Federal residential credit (Section 25D) — ended
The 30% Residential Clean Energy Credit does not apply to solar PV, battery storage, or solar water heating systems placed in service after December 31, 2025. If a homeowner buys a system outright in 2026, there is no federal tax credit attached to that purchase. This is a legal fact, not a negotiating position — do not let anyone's sales pitch tell you otherwise, and be skeptical of any quote that still discounts the price by an assumed 30% federal credit.
Federal commercial/business credit (Section 48E) — still active, phasing out
The 30% federal Investment Tax Credit under Section 48E is still available for commercial solar projects, and for a specific residential path worth understanding: third-party-owned systems, meaning solar leases and power purchase agreements (PPAs). In that structure, a business — not the homeowner — owns the system and can still claim the credit, which is one reason lease/PPA offers may look different from direct-purchase pricing right now.
The timing: construction must begin by July 4, 2026 to use the 4-year placed-in-service window; if construction begins after July 4, 2026, the system must be placed in service by December 31, 2027. For a commercial roof, or for a homeowner evaluating a lease/PPA instead of a direct purchase, this is the live incentive conversation to have in 2026.
Florida property tax exemption — active
Florida law excludes the added value of a qualifying renewable-energy device — solar PV, solar water heating, and battery storage installed as part of a system — from property tax reassessment: 100% for residential property, 80% for nonresidential. In plain terms, adding solar should not increase your property tax bill the way a comparable home addition would. [verify current statute citation — Fla. Stat. §193.624 — against the live Florida Statutes site before publish; some older sources still cite the repealed §196.175]
Florida sales tax exemption — active
Qualifying solar equipment is exempt from Florida's 6% state sales tax under Fla. Stat. §212.08(7)(hh). This applies at the point of purchase/installation and is separate from, and stacks with, the property tax exemption above.

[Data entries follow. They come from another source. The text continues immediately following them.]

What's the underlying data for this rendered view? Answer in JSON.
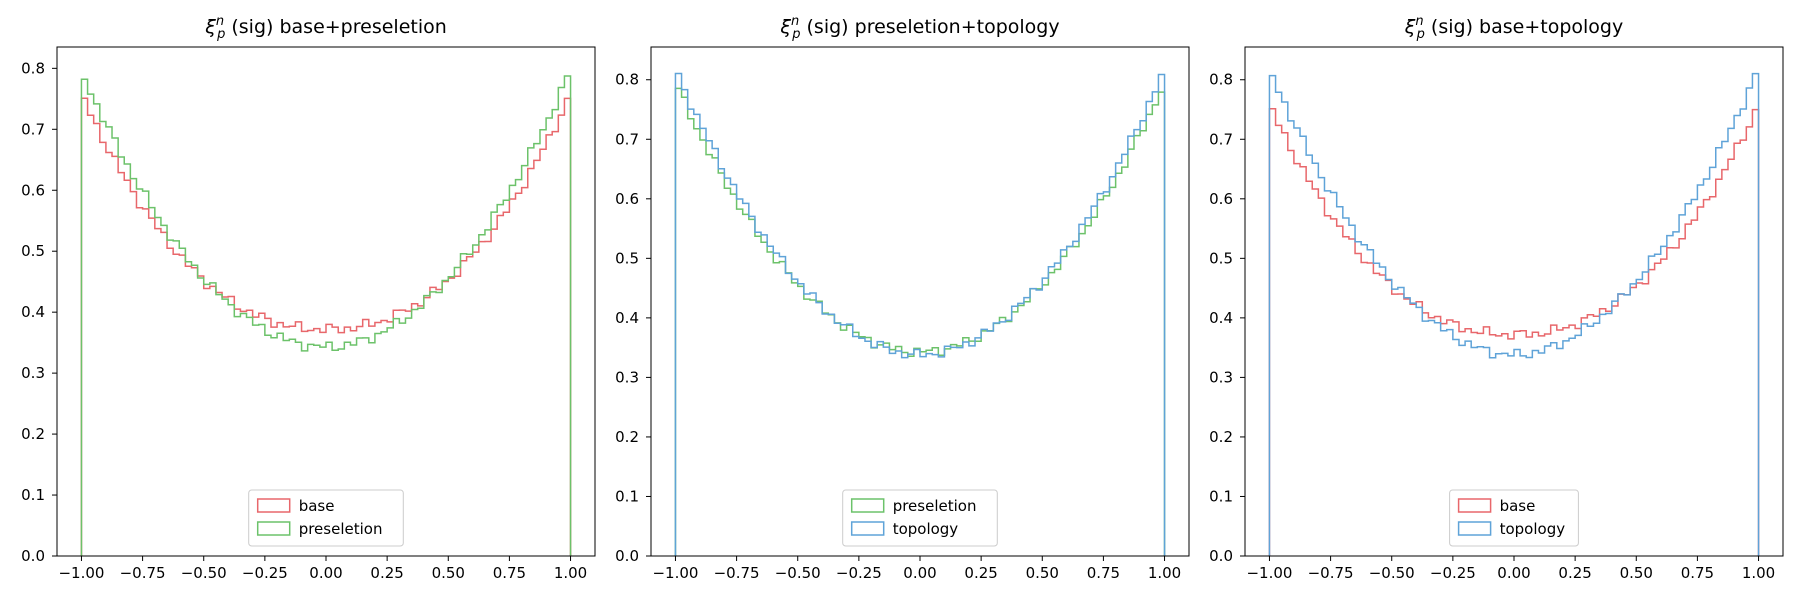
{
  "colors": {
    "base": "#e8676b",
    "preseletion": "#6cc26a",
    "topology": "#5fa3d8"
  },
  "chart_data": [
    {
      "type": "step-histogram",
      "title": "ξ_p^n (sig) base+preseletion",
      "title_parts": {
        "symbol": "ξ",
        "sub": "p",
        "sup": "n",
        "rest": " (sig) base+preseletion"
      },
      "xlim": [
        -1.1,
        1.1
      ],
      "ylim": [
        0,
        0.835
      ],
      "xticks": [
        -1.0,
        -0.75,
        -0.5,
        -0.25,
        0.0,
        0.25,
        0.5,
        0.75,
        1.0
      ],
      "xtick_labels": [
        "−1.00",
        "−0.75",
        "−0.50",
        "−0.25",
        "0.00",
        "0.25",
        "0.50",
        "0.75",
        "1.00"
      ],
      "yticks": [
        0.0,
        0.1,
        0.2,
        0.3,
        0.4,
        0.5,
        0.6,
        0.7,
        0.8
      ],
      "ytick_labels": [
        "0.0",
        "0.1",
        "0.2",
        "0.3",
        "0.4",
        "0.5",
        "0.6",
        "0.7",
        "0.8"
      ],
      "bins": 80,
      "range": [
        -1,
        1
      ],
      "series": [
        {
          "name": "base",
          "color_key": "base",
          "profile": {
            "edge": 0.757,
            "min": 0.372,
            "exponent": 2.25
          }
        },
        {
          "name": "preseletion",
          "color_key": "preseletion",
          "profile": {
            "edge": 0.795,
            "min": 0.343,
            "exponent": 2.0
          }
        }
      ],
      "legend": {
        "placement": "lower-center",
        "entries": [
          "base",
          "preseletion"
        ]
      }
    },
    {
      "type": "step-histogram",
      "title": "ξ_p^n (sig) preseletion+topology",
      "title_parts": {
        "symbol": "ξ",
        "sub": "p",
        "sup": "n",
        "rest": " (sig) preseletion+topology"
      },
      "xlim": [
        -1.1,
        1.1
      ],
      "ylim": [
        0,
        0.855
      ],
      "xticks": [
        -1.0,
        -0.75,
        -0.5,
        -0.25,
        0.0,
        0.25,
        0.5,
        0.75,
        1.0
      ],
      "xtick_labels": [
        "−1.00",
        "−0.75",
        "−0.50",
        "−0.25",
        "0.00",
        "0.25",
        "0.50",
        "0.75",
        "1.00"
      ],
      "yticks": [
        0.0,
        0.1,
        0.2,
        0.3,
        0.4,
        0.5,
        0.6,
        0.7,
        0.8
      ],
      "ytick_labels": [
        "0.0",
        "0.1",
        "0.2",
        "0.3",
        "0.4",
        "0.5",
        "0.6",
        "0.7",
        "0.8"
      ],
      "bins": 80,
      "range": [
        -1,
        1
      ],
      "series": [
        {
          "name": "preseletion",
          "color_key": "preseletion",
          "profile": {
            "edge": 0.795,
            "min": 0.343,
            "exponent": 2.0
          }
        },
        {
          "name": "topology",
          "color_key": "topology",
          "profile": {
            "edge": 0.817,
            "min": 0.338,
            "exponent": 1.95
          }
        }
      ],
      "legend": {
        "placement": "lower-center",
        "entries": [
          "preseletion",
          "topology"
        ]
      }
    },
    {
      "type": "step-histogram",
      "title": "ξ_p^n (sig) base+topology",
      "title_parts": {
        "symbol": "ξ",
        "sub": "p",
        "sup": "n",
        "rest": " (sig) base+topology"
      },
      "xlim": [
        -1.1,
        1.1
      ],
      "ylim": [
        0,
        0.855
      ],
      "xticks": [
        -1.0,
        -0.75,
        -0.5,
        -0.25,
        0.0,
        0.25,
        0.5,
        0.75,
        1.0
      ],
      "xtick_labels": [
        "−1.00",
        "−0.75",
        "−0.50",
        "−0.25",
        "0.00",
        "0.25",
        "0.50",
        "0.75",
        "1.00"
      ],
      "yticks": [
        0.0,
        0.1,
        0.2,
        0.3,
        0.4,
        0.5,
        0.6,
        0.7,
        0.8
      ],
      "ytick_labels": [
        "0.0",
        "0.1",
        "0.2",
        "0.3",
        "0.4",
        "0.5",
        "0.6",
        "0.7",
        "0.8"
      ],
      "bins": 80,
      "range": [
        -1,
        1
      ],
      "series": [
        {
          "name": "base",
          "color_key": "base",
          "profile": {
            "edge": 0.757,
            "min": 0.372,
            "exponent": 2.25
          }
        },
        {
          "name": "topology",
          "color_key": "topology",
          "profile": {
            "edge": 0.817,
            "min": 0.338,
            "exponent": 1.95
          }
        }
      ],
      "legend": {
        "placement": "lower-center",
        "entries": [
          "base",
          "topology"
        ]
      }
    }
  ]
}
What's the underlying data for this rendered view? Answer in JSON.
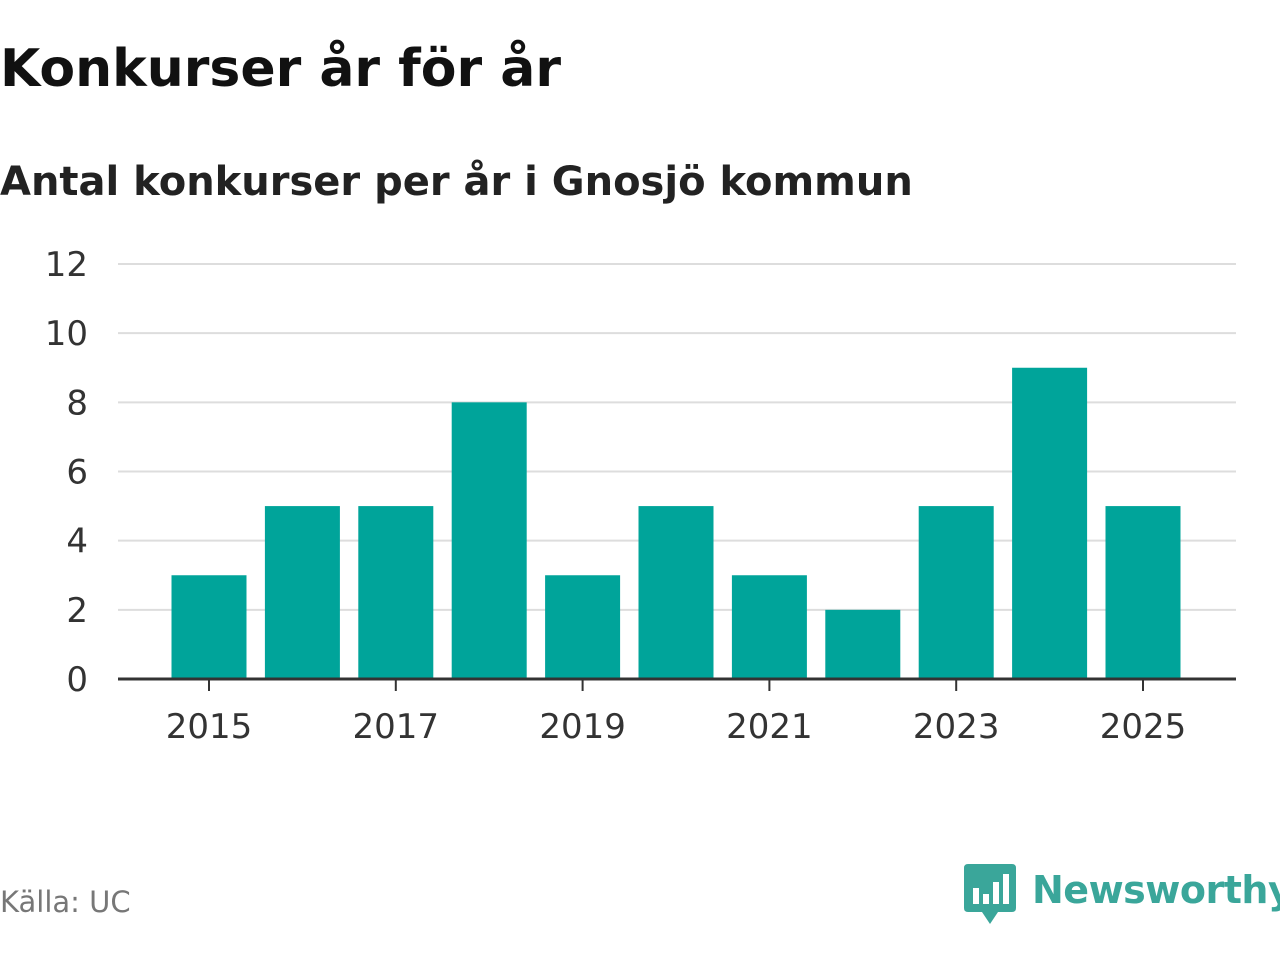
{
  "header": {
    "title": "Konkurser år för år",
    "subtitle": "Antal konkurser per år i Gnosjö kommun"
  },
  "footer": {
    "source": "Källa: UC",
    "brand": "Newsworthy",
    "brand_icon": "newsworthy-logo-icon"
  },
  "colors": {
    "bar": "#00a49a",
    "grid": "#dddddd",
    "axis": "#333333",
    "brand": "#3aa69a"
  },
  "chart_data": {
    "type": "bar",
    "title": "Konkurser år för år",
    "subtitle": "Antal konkurser per år i Gnosjö kommun",
    "xlabel": "",
    "ylabel": "",
    "categories": [
      "2015",
      "2016",
      "2017",
      "2018",
      "2019",
      "2020",
      "2021",
      "2022",
      "2023",
      "2024",
      "2025"
    ],
    "values": [
      3,
      5,
      5,
      8,
      3,
      5,
      3,
      2,
      5,
      9,
      5
    ],
    "ylim": [
      0,
      12
    ],
    "yticks": [
      0,
      2,
      4,
      6,
      8,
      10,
      12
    ],
    "xtick_labels": [
      "2015",
      "2017",
      "2019",
      "2021",
      "2023",
      "2025"
    ],
    "grid": true,
    "legend": "none"
  }
}
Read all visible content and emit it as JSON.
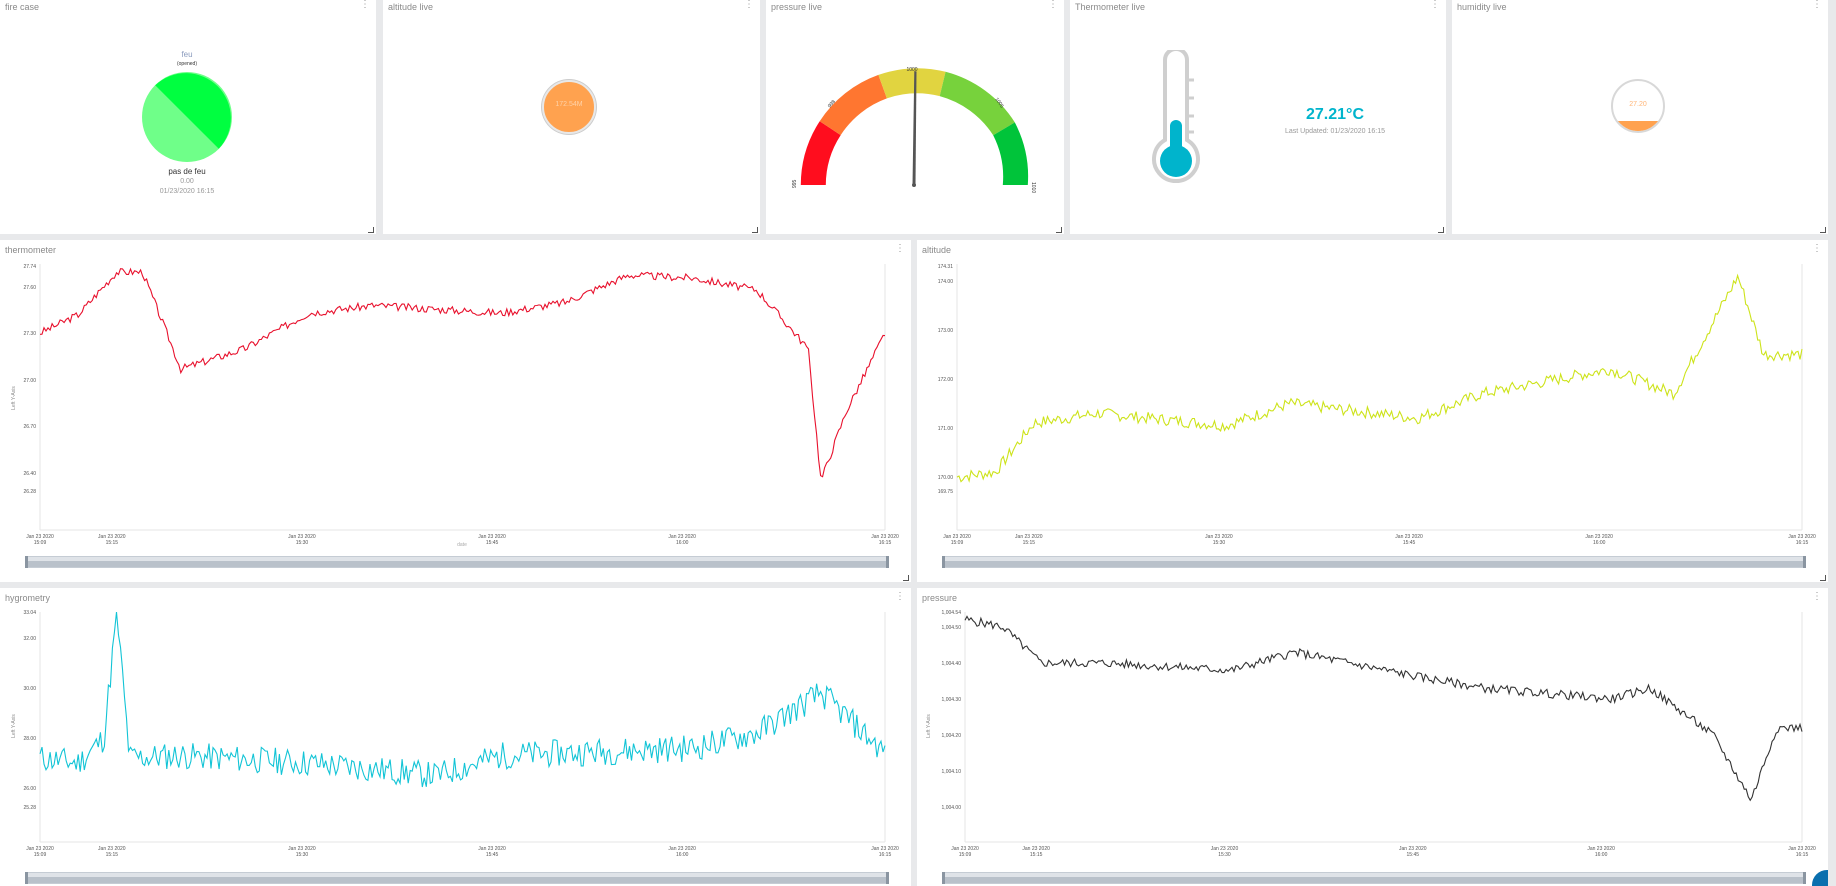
{
  "fire_panel": {
    "title": "fire case",
    "series": "feu",
    "status": "(opened)",
    "label": "pas de feu",
    "value": "0.00",
    "timestamp": "01/23/2020 16:15"
  },
  "altitude_live": {
    "title": "altitude live",
    "value": "172.54M"
  },
  "pressure_live": {
    "title": "pressure live",
    "gauge": {
      "min": "995",
      "max": "1010",
      "top": "1000",
      "lower_left": "998",
      "lower_right": "1005",
      "value": 1004.3
    }
  },
  "thermometer_live": {
    "title": "Thermometer live",
    "value": "27.21°C",
    "updated": "Last Updated: 01/23/2020 16:15"
  },
  "humidity_live": {
    "title": "humidity live",
    "value": "27.20",
    "fill_fraction": 0.2
  },
  "colors": {
    "thermo": "#e8112d",
    "altitude": "#cde31a",
    "hygro": "#12c4d6",
    "pressure": "#333333",
    "thermo_fill": "#00b4cc",
    "orange": "#ffa24f",
    "green_dark": "#00ff40",
    "green_light": "#6fff89"
  },
  "charts": {
    "thermometer": {
      "title": "thermometer",
      "ylabel": "Left Y-Axis",
      "xlabel": "date",
      "yticks": [
        "27.74",
        "27.60",
        "27.30",
        "27.00",
        "26.70",
        "26.40",
        "26.28"
      ],
      "xticks": [
        "Jan 23 2020 15:09",
        "Jan 23 2020 15:15",
        "Jan 23 2020 15:30",
        "Jan 23 2020 15:45",
        "Jan 23 2020 16:00",
        "Jan 23 2020 16:15"
      ]
    },
    "altitude": {
      "title": "altitude",
      "ylabel": "",
      "yticks": [
        "174.31",
        "174.00",
        "173.00",
        "172.00",
        "171.00",
        "170.00",
        "169.75"
      ],
      "xticks": [
        "Jan 23 2020 15:09",
        "Jan 23 2020 15:15",
        "Jan 23 2020 15:30",
        "Jan 23 2020 15:45",
        "Jan 23 2020 16:00",
        "Jan 23 2020 16:15"
      ]
    },
    "hygrometry": {
      "title": "hygrometry",
      "ylabel": "Left Y-Axis",
      "yticks": [
        "33.04",
        "32.00",
        "30.00",
        "28.00",
        "26.00",
        "25.28"
      ],
      "xticks": [
        "Jan 23 2020 15:09",
        "Jan 23 2020 15:15",
        "Jan 23 2020 15:30",
        "Jan 23 2020 15:45",
        "Jan 23 2020 16:00",
        "Jan 23 2020 16:15"
      ]
    },
    "pressure": {
      "title": "pressure",
      "ylabel": "Left Y-Axis",
      "yticks": [
        "1,004.54",
        "1,004.50",
        "1,004.40",
        "1,004.30",
        "1,004.20",
        "1,004.10",
        "1,004.00"
      ],
      "xticks": [
        "Jan 23 2020 15:09",
        "Jan 23 2020 15:15",
        "Jan 23 2020 15:30",
        "Jan 23 2020 15:45",
        "Jan 23 2020 16:00",
        "Jan 23 2020 16:15"
      ]
    }
  },
  "chart_data": [
    {
      "type": "line",
      "title": "thermometer",
      "ylabel": "Left Y-Axis",
      "xlabel": "date",
      "ylim": [
        26.28,
        27.74
      ],
      "x": [
        "15:09",
        "15:12",
        "15:15",
        "15:17",
        "15:20",
        "15:25",
        "15:30",
        "15:35",
        "15:45",
        "15:50",
        "15:55",
        "16:00",
        "16:05",
        "16:09",
        "16:10",
        "16:12",
        "16:15"
      ],
      "series": [
        {
          "values": [
            27.3,
            27.42,
            27.7,
            27.7,
            27.07,
            27.2,
            27.43,
            27.48,
            27.43,
            27.5,
            27.68,
            27.66,
            27.58,
            27.2,
            26.35,
            26.8,
            27.3
          ]
        }
      ]
    },
    {
      "type": "line",
      "title": "altitude",
      "ylim": [
        169.75,
        174.31
      ],
      "x": [
        "15:09",
        "15:12",
        "15:15",
        "15:20",
        "15:30",
        "15:35",
        "15:45",
        "15:50",
        "16:00",
        "16:05",
        "16:10",
        "16:12",
        "16:15"
      ],
      "series": [
        {
          "values": [
            170,
            170.1,
            171.1,
            171.3,
            171.05,
            171.5,
            171.2,
            171.7,
            172.2,
            171.7,
            174.1,
            172.5,
            172.5
          ]
        }
      ]
    },
    {
      "type": "line",
      "title": "hygrometry",
      "ylabel": "Left Y-Axis",
      "ylim": [
        25.28,
        33.04
      ],
      "x": [
        "15:09",
        "15:12",
        "15:14",
        "15:15",
        "15:16",
        "15:20",
        "15:30",
        "15:40",
        "15:45",
        "15:50",
        "16:00",
        "16:05",
        "16:10",
        "16:15"
      ],
      "series": [
        {
          "values": [
            27.2,
            27.0,
            28.0,
            33.0,
            27.2,
            27.3,
            27.0,
            26.5,
            27.3,
            27.4,
            27.6,
            28.2,
            29.8,
            27.4
          ]
        }
      ]
    },
    {
      "type": "line",
      "title": "pressure",
      "ylabel": "Left Y-Axis",
      "ylim": [
        1004.0,
        1004.54
      ],
      "x": [
        "15:09",
        "15:12",
        "15:15",
        "15:20",
        "15:30",
        "15:35",
        "15:45",
        "15:50",
        "16:00",
        "16:03",
        "16:08",
        "16:11",
        "16:13",
        "16:15"
      ],
      "series": [
        {
          "values": [
            1004.52,
            1004.5,
            1004.4,
            1004.4,
            1004.38,
            1004.43,
            1004.36,
            1004.33,
            1004.3,
            1004.33,
            1004.2,
            1004.02,
            1004.22,
            1004.22
          ]
        }
      ]
    }
  ]
}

Net metering — active statewide, but worth monitoring
Florida currently has full retail-rate net metering statewide under Florida Public Service Commission rules, covering FPL, Duke Energy Florida, and TECO customers. This means excess solar production you send back to the grid is credited at the retail electricity rate, not a lower wholesale rate. A 2022 legislative attempt to repeal statewide net metering (HB 741) was vetoed, and no subsequent law has changed this as of mid-2026 — but this is a politically contested topic in Florida energy policy, not a permanently settled one. It is worth re-checking before you sign a contract and periodically after your system is installed.
Battery storage — no federal credit for a direct purchase
Because the federal residential credit (25D) has ended, there is no federal tax credit for a homeowner buying battery storage outright in 2026, the same as solar PV. Manufacturer-specific rebate programs are a separate thing — they are not government tax credits, they change frequently, and they may or may not exist at any given time. [confirm current manufacturer rebate programs before quoting specific numbers] The Florida property and sales tax exemptions above still apply to battery storage installed as part of a qualifying system.
Solar water heaters — same expiration applies
Solar water heaters fall under the same Section 25D federal credit that expired December 31, 2025 — there is no separate, surviving federal credit for solar thermal water heating in 2026. The Florida property and sales tax exemptions above apply the same way they do to solar PV and battery systems.
How to use this page
Treat this as the accuracy check for any solar, battery, or water heater conversation you have this year — with Crownline or with anyone else. If a quote or an article assumes a federal tax credit on a direct-purchase residential system in 2026, that assumption is wrong and the math built on top of it needs to be redone. The state property and sales tax exemptions, and net metering, are the real, currently-active incentives for a direct-purchase Florida system; the 48E commercial/lease-PPA credit is the real incentive path for businesses and lease/PPA structures.